The InformanceBoth Franz Joseph Haydn (1732-1809) and Paul Schoenfield (1947- ) are highly formal in their structure, employing the sonata form. Both present their ideas in three movements, following an arc that moves from spritely to introspective to exuberant. Yet Franz Joseph Haydn composed sonatas at the dawn of Europe’s classical period and embodied the formalism of the 18th-century Enlightenment, while Detroit native Paul Schoenfield’s “Cafe Music” (1987) both anticipates and expresses the whimsy and energy of a 21st-century urban metropolis. Daniel Cher (violin), Michel Flexer (cello), and Russell Hancock (piano)–The Saint Michael Trio–demonstrate with passion, wit, and their own virtuosity how two utterly different composers use the same tools to express the sentiment of their age.

There will be one intermission. Afterwards, meet the performers in the theatre lobby.

About the Performers

Established in 2007, the Saint Michael Trio is hailed as Silicon Valley’s update to the staid world of classical music.

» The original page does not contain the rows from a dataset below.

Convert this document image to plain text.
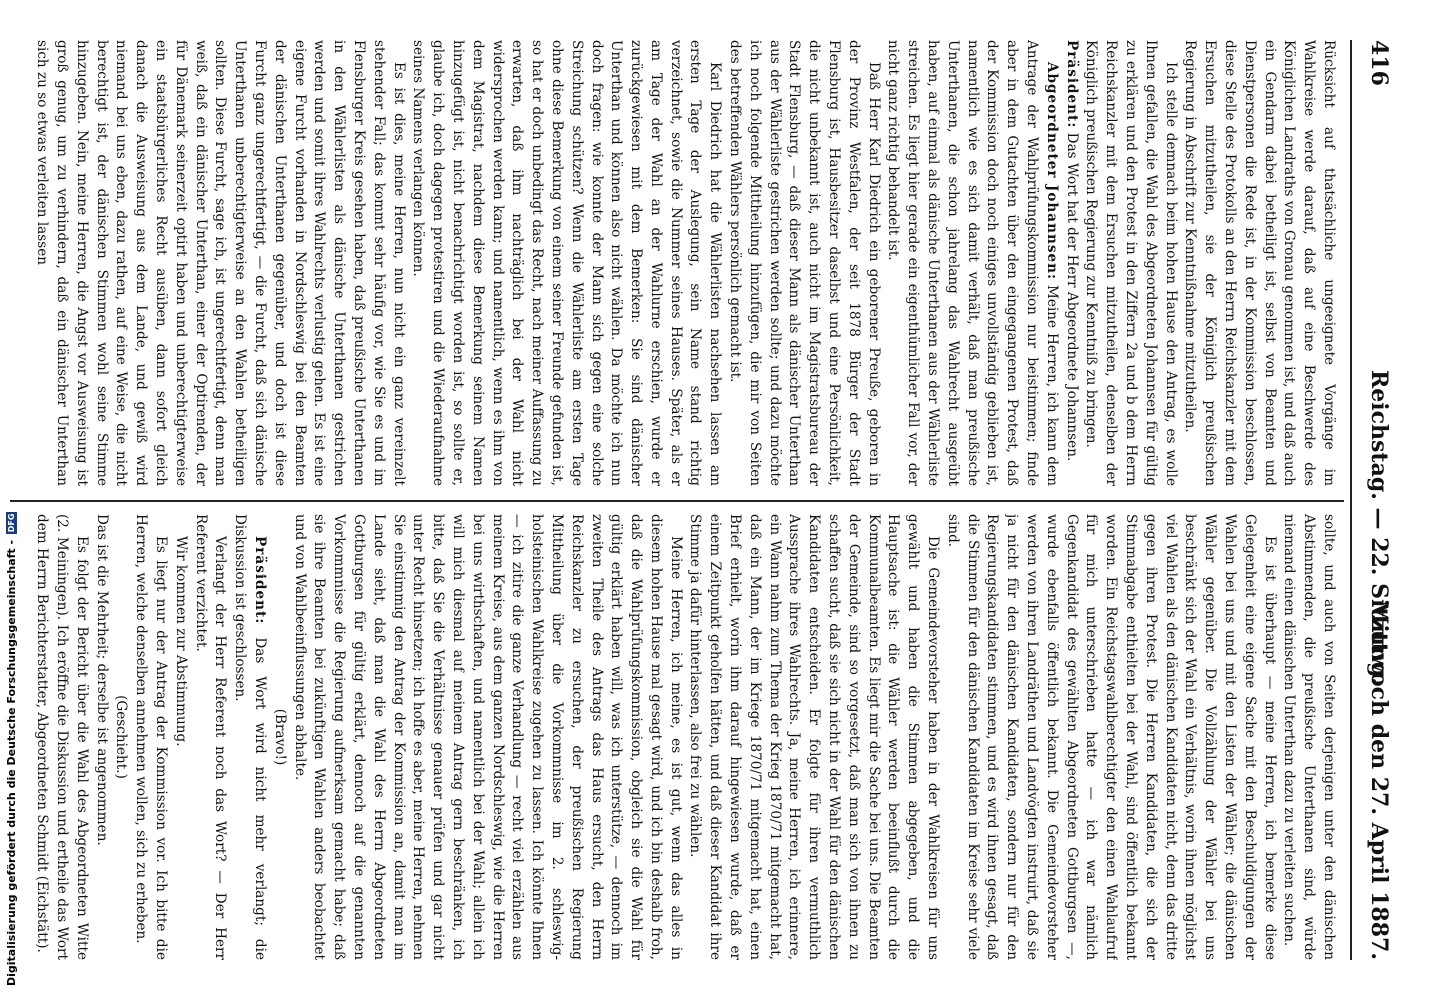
416
Reichstag. — 22. Sitzung.
Mittwoch den 27. April 1887.

Rücksicht auf thatsächliche ungeeignete Vorgänge im Wahlkreise werde darauf, daß auf eine Beschwerde des Königlichen Landraths von Gronau genommen ist, und daß auch ein Gendarm dabei betheiligt ist, selbst von Beamten und Dienstpersonen die Rede ist, in der Kommission beschlossen, diese Stelle des Protokolls an den Herrn Reichskanzler mit dem Ersuchen mitzutheilen, sie der Königlich preußischen Regierung in Abschrift zur Kenntnißnahme mitzutheilen.

Ich stelle demnach beim hohen Hause den Antrag, es wolle Ihnen gefallen, die Wahl des Abgeordneten Johannsen für gültig zu erklären und den Protest in den Ziffern 2a und b dem Herrn Reichskanzler mit dem Ersuchen mitzutheilen, denselben der Königlich preußischen Regierung zur Kenntniß zu bringen.

Präsident: Das Wort hat der Herr Abgeordnete Johannsen.

Abgeordneter Johannsen: Meine Herren, ich kann dem Antrage der Wahlprüfungskommission nur beistimmen; finde aber in dem Gutachten über den eingegangenen Protest, daß der Kommission doch noch einiges unvollständig geblieben ist, namentlich wie es sich damit verhält, daß man preußische Unterthanen, die schon jahrelang das Wahlrecht ausgeübt haben, auf einmal als dänische Unterthanen aus der Wählerliste streichen. Es liegt hier gerade ein eigenthümlicher Fall vor, der nicht ganz richtig behandelt ist.

Daß Herr Karl Diedrich ein geborener Preuße, geboren in der Provinz Westfalen, der seit 1878 Bürger der Stadt Flensburg ist, Hausbesitzer daselbst und eine Persönlichkeit, die nicht unbekannt ist, auch nicht im Magistratsbureau der Stadt Flensburg, — daß dieser Mann als dänischer Unterthan aus der Wählerliste gestrichen werden sollte; und dazu möchte ich noch folgende Mittheilung hinzufügen, die mir von Seiten des betreffenden Wählers persönlich gemacht ist.

Karl Diedrich hat die Wählerlisten nachsehen lassen am ersten Tage der Auslegung, sein Name stand richtig verzeichnet, sowie die Nummer seines Hauses. Später, als er am Tage der Wahl an der Wahlurne erschien, wurde er zurückgewiesen mit dem Bemerken: Sie sind dänischer Unterthan und können also nicht wählen. Da möchte ich nun doch fragen: wie konnte der Mann sich gegen eine solche Streichung schützen? Wenn die Wählerliste am ersten Tage ohne diese Bemerkung von einem seiner Freunde gefunden ist, so hat er doch unbedingt das Recht, nach meiner Auffassung zu erwarten, daß ihm nachträglich bei der Wahl nicht widersprochen werden kann; und namentlich, wenn es ihm von dem Magistrat, nachdem diese Bemerkung seinem Namen hinzugefügt ist, nicht benachrichtigt worden ist, so sollte er, glaube ich, doch dagegen protestiren und die Wiederaufnahme seines Namens verlangen können.

Es ist dies, meine Herren, nun nicht ein ganz vereinzelt stehender Fall; das kommt sehr häufig vor, wie Sie es und im Flensburger Kreis gesehen haben, daß preußische Unterthanen in den Wählerlisten als dänische Unterthanen gestrichen werden und somit ihres Wahlrechts verlustig gehen. Es ist eine eigene Furcht vorhanden in Nordschleswig bei den Beamten der dänischen Unterthanen gegenüber, und doch ist diese Furcht ganz ungerechtfertigt, — die Furcht, daß sich dänische Unterthanen unberechtigterweise an den Wahlen betheiligen sollten. Diese Furcht, sage ich, ist ungerechtfertigt, denn man weiß, daß ein dänischer Unterthan, einer der Optirenden, der für Dänemark seinerzeit optirt haben und unberechtigterweise ein staatsbürgerliches Recht ausüben, dann sofort gleich danach die Ausweisung aus dem Lande, und gewiß wird niemand bei uns eben, dazu rathen, auf eine Weise, die nicht berechtigt ist, der dänischen Stimmen wohl seine Stimme hinzugeben. Nein, meine Herren, die Angst vor Ausweisung ist groß genug, um zu verhindern, daß ein dänischer Unterthan sich zu so etwas verleiten lassen

sollte, und auch von Seiten derjenigen unter den dänischen Abstimmenden, die preußische Unterthanen sind, würde niemand einen dänischen Unterthan dazu zu verleiten suchen.

Es ist überhaupt — meine Herren, ich bemerke diese Gelegenheit eine eigene Sache mit den Beschuldigungen der Wahlen bei uns und mit den Listen der Wähler; die dänischen Wähler gegenüber. Die Vollzählung der Wähler bei uns beschränkt sich der Wahl ein Verhältnis, worin ihnen möglichst viel Wahlen als den dänischen Kandidaten nicht, denn das dritte gegen ihren Protest. Die Herren Kandidaten, die sich der Stimmabgabe enthielten bei der Wahl, sind öffentlich bekannt worden. Ein Reichstagswahlberechtigter den einen Wahlaufruf für mich unterschrieben hatte — ich war nämlich Gegenkandidat des gewählten Abgeordneten Gottburgsen —, wurde ebenfalls öffentlich bekannt. Die Gemeindevorsteher werden von ihren Landräthen und Landvögten instruirt, daß sie ja nicht für den dänischen Kandidaten, sondern nur für den Regierungskandidaten stimmen, und es wird ihnen gesagt, daß die Stimmen für den dänischen Kandidaten im Kreise sehr viele sind.

Die Gemeindevorsteher haben in der Wahlkreisen für uns gewählt und haben die Stimmen abgegeben, und die Hauptsache ist: die Wähler werden beeinflußt durch die Kommunalbeamten. Es liegt mir die Sache bei uns. Die Beamten der Gemeinde, sind so vorgesetzt, daß man sich von ihnen zu schaffen sucht, daß sie sich nicht in der Wahl für den dänischen Kandidaten entscheiden. Er folgte für ihren vermuthlich Aussprache ihres Wahlrechts. Ja, meine Herren, ich erinnere, ein Wann nahm zum Thema der Krieg 1870/71 mitgemacht hat, daß ein Mann, der im Kriege 1870/71 mitgemacht hat, einen Brief erhielt, worin ihm darauf hingewiesen wurde, daß er einem Zeitpunkt geholfen hätten, und daß dieser Kandidat ihre Stimme ja dafür hinterlassen, also frei zu wählen.

Meine Herren, ich meine, es ist gut, wenn das alles in diesem hohen Hause mal gesagt wird, und ich bin deshalb froh, daß die Wahlprüfungskommission, obgleich sie die Wahl für gültig erklärt haben will, was ich unterstütze, — dennoch im zweiten Theile des Antrags das Haus ersucht, den Herrn Reichskanzler zu ersuchen, der preußischen Regierung Mittheilung über die Vorkommnisse im 2. schleswig-holsteinischen Wahlkreise zugehen zu lassen. Ich könnte Ihnen — ich zitire die ganze Verhandlung — recht viel erzählen aus meinem Kreise, aus dem ganzen Nordschleswig, wie die Herren bei uns wirthschaften, und namentlich bei der Wahl; allein ich will mich diesmal auf meinem Antrag gern beschränken, ich bitte, daß Sie die Verhältnisse genauer prüfen und gar nicht unter Recht hinsetzen; ich hoffe es aber, meine Herren, nehmen Sie einstimmig den Antrag der Kommission an, damit man im Lande sieht, daß man die Wahl des Herrn Abgeordneten Gottburgsen für gültig erklärt, dennoch auf die genannten Vorkommnisse die Regierung aufmerksam gemacht habe; daß sie ihre Beamten bei zukünftigen Wahlen anders beobachtet und von Wahlbeeinflussungen abhalte.

(Bravo!)

Präsident: Das Wort wird nicht mehr verlangt; die Diskussion ist geschlossen.

Verlangt der Herr Referent noch das Wort? — Der Herr Referent verzichtet.

Wir kommen zur Abstimmung.

Es liegt nur der Antrag der Kommission vor. Ich bitte die Herren, welche denselben annehmen wollen, sich zu erheben.

(Geschieht.)

Das ist die Mehrheit; derselbe ist angenommen.

Es folgt der Bericht über die Wahl des Abgeordneten Witte (2. Meiningen). Ich eröffne die Diskussion und ertheile das Wort dem Herrn Berichterstatter, Abgeordneten Schmidt (Eichstätt).

Digitalisierung gefördert durch die Deutsche Forschungsgemeinschaft -
DFG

Rising quickly to prominence, the artists (Daniel Cher, Russell Hancock, Michel Flexer) earn acclaim for making their concerts interesting, accessible, and oftentimes funny. In addition to the classical masterworks, they perform jazz and even rock tunes, and their hallmark is mixing all of it in the same concert. In 2008 Saint Mike was named artists-in-residence at Menlo College, where they quickly outgrew the auditorium and established a rabid fan base. In 2010 they became affiliated artists at Notre Dame de Namur University and were installed as anchors in the Villa Chamber Series at Montalvo Arts Center. In 2012 they began a partnership with Stanford University, appearing to sold-out crowds at Dinkelspiel Auditorium where they deliver their trademark “informances” exploring classical composers in depth. The group has become the subject of considerable notoriety because all three artists maintain thriving careers in the private sector:

• Violinist DANIEL CHER won the undergraduate music prize at Stanford University and his concerto appearances include the Orchestra New England and the New Haven Symphony. A medical doctor, he designs and implements clinical trials for Bay Area medical device companies.

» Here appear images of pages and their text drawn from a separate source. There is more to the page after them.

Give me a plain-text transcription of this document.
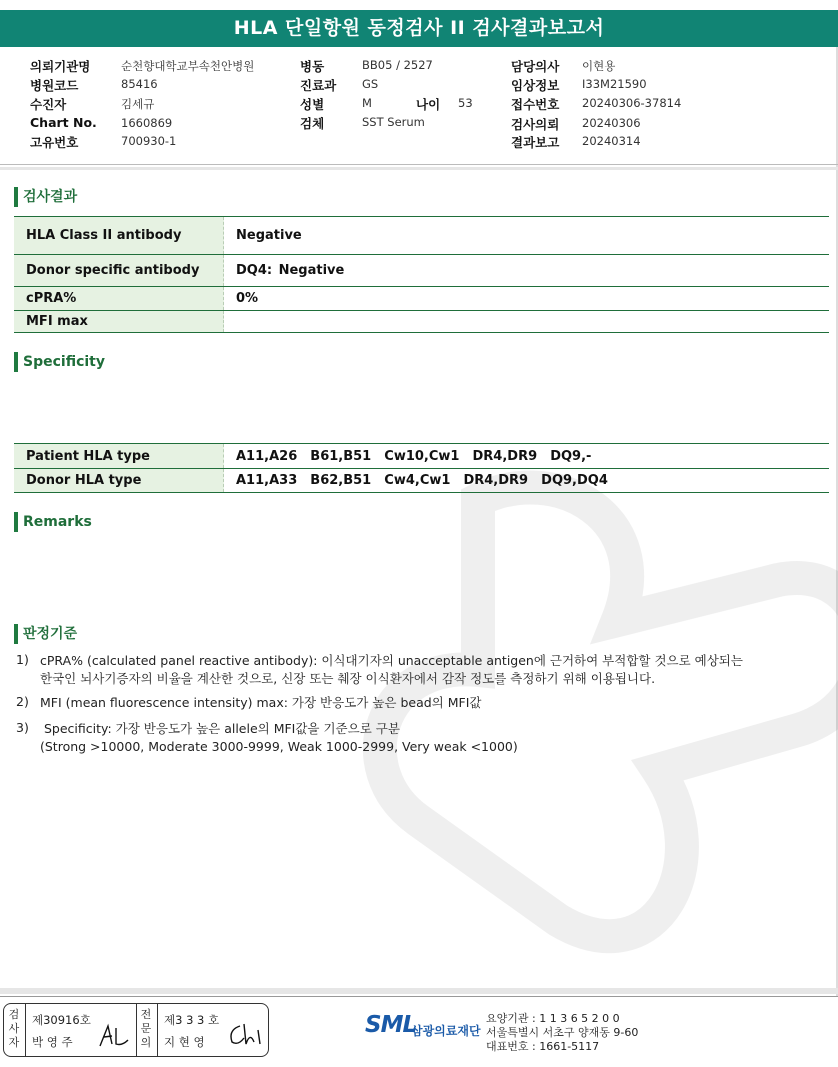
HLA 단일항원 동정검사 II 검사결과보고서
의뢰기관명	순천향대학교부속천안병원
병원코드	85416
수진자	김세규
Chart No. 1660869
고유번호	700930-1
병동	BB05 / 2527
진료과 GS
성별	M	나이 53
검체	SST Serum
담당의사 이현용
임상정보 I33M21590
접수번호 20240306-37814
검사의뢰 20240306
결과보고 20240314
검사결과
HLA Class II antibody	Negative
Donor specific antibody	DQ4: Negative
cPRA%	0%
MFI max
Specificity
Patient HLA type	A11,A26  B61,B51  Cw10,Cw1  DR4,DR9  DQ9,-
Donor HLA type	A11,A33  B62,B51  Cw4,Cw1  DR4,DR9  DQ9,DQ4
Remarks
판정기준
1) cPRA% (calculated panel reactive antibody): 이식대기자의 unacceptable antigen에 근거하여 부적합할 것으로 예상되는
한국인 뇌사기증자의 비율을 계산한 것으로, 신장 또는 췌장 이식환자에서 감작 정도를 측정하기 위해 이용됩니다.
2) MFI (mean fluorescence intensity) max: 가장 반응도가 높은 bead의 MFI값
3) Specificity: 가장 반응도가 높은 allele의 MFI값을 기준으로 구분
(Strong >10000, Moderate 3000-9999, Weak 1000-2999, Very weak <1000)
검
사
자
제30916호
박 영 주
전
문
의
제3 3 3 호
지 현 영
SML
삼광의료재단
요양기관 : 1 1 3 6 5 2 0 0
서울특별시 서초구 양재동 9-60
대표번호 : 1661-5117
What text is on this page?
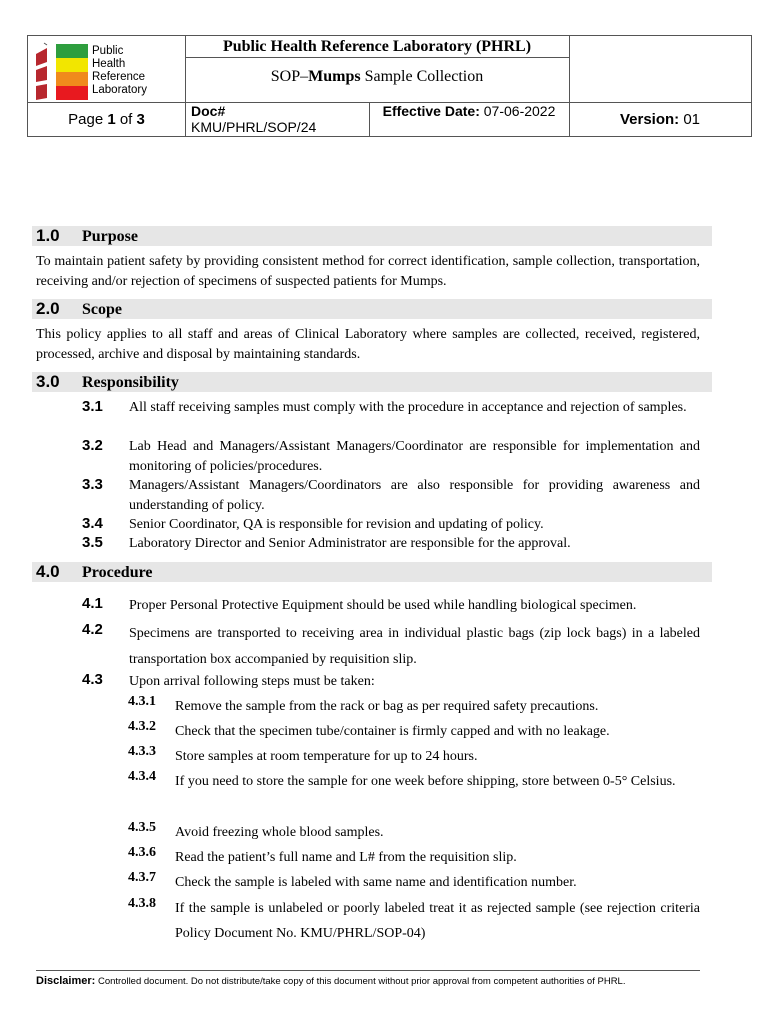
Public
Health
Reference
Laboratory
Public Health Reference Laboratory (PHRL)
SOP–Mumps Sample Collection
Page 1 of 3	Doc#
KMU/PHRL/SOP/24
Effective Date: 07-06-2022	Version: 01
1.0 Purpose
To maintain patient safety by providing consistent method for correct identification, sample collection, transportation, receiving and/or rejection of specimens of suspected patients for Mumps.
2.0 Scope
This policy applies to all staff and areas of Clinical Laboratory where samples are collected, received, registered, processed, archive and disposal by maintaining standards.
3.0 Responsibility
3.1 All staff receiving samples must comply with the procedure in acceptance and rejection of samples.
3.2 Lab Head and Managers/Assistant Managers/Coordinator are responsible for implementation and monitoring of policies/procedures.
3.3 Managers/Assistant Managers/Coordinators are also responsible for providing awareness and understanding of policy.
3.4 Senior Coordinator, QA is responsible for revision and updating of policy.
3.5 Laboratory Director and Senior Administrator are responsible for the approval.
4.0 Procedure
4.1 Proper Personal Protective Equipment should be used while handling biological specimen.
4.2 Specimens are transported to receiving area in individual plastic bags (zip lock bags) in a labeled transportation box accompanied by requisition slip.
4.3 Upon arrival following steps must be taken:
4.3.1 Remove the sample from the rack or bag as per required safety precautions.
4.3.2 Check that the specimen tube/container is firmly capped and with no leakage.
4.3.3 Store samples at room temperature for up to 24 hours.
4.3.4 If you need to store the sample for one week before shipping, store between 0-5° Celsius.
4.3.5 Avoid freezing whole blood samples.
4.3.6 Read the patient’s full name and L# from the requisition slip.
4.3.7 Check the sample is labeled with same name and identification number.
4.3.8 If the sample is unlabeled or poorly labeled treat it as rejected sample (see rejection criteria Policy Document No. KMU/PHRL/SOP-04)
Disclaimer: Controlled document. Do not distribute/take copy of this document without prior approval from competent authorities of PHRL.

• Cellist MICHEL FLEXER performed throughout his youth with the Palo Alto Chamber Orchestra; while a student at Harvard he studied with Bernard Greenhouse at the New England Conservatory. A software engineer and a serial entrepreneur, he has worked most recently with C3, Gain Technologies and Siebel Systems.

• Pianist RUSSELL HANCOCK has appeared as concerto soloist with symphonies throughout the United States and his worldwide appearances include recitals from Taipei to Tapachula, Mexico. A member of the public policy faculty at Stanford, by day he is President & CEO of Joint Venture Silicon Valley.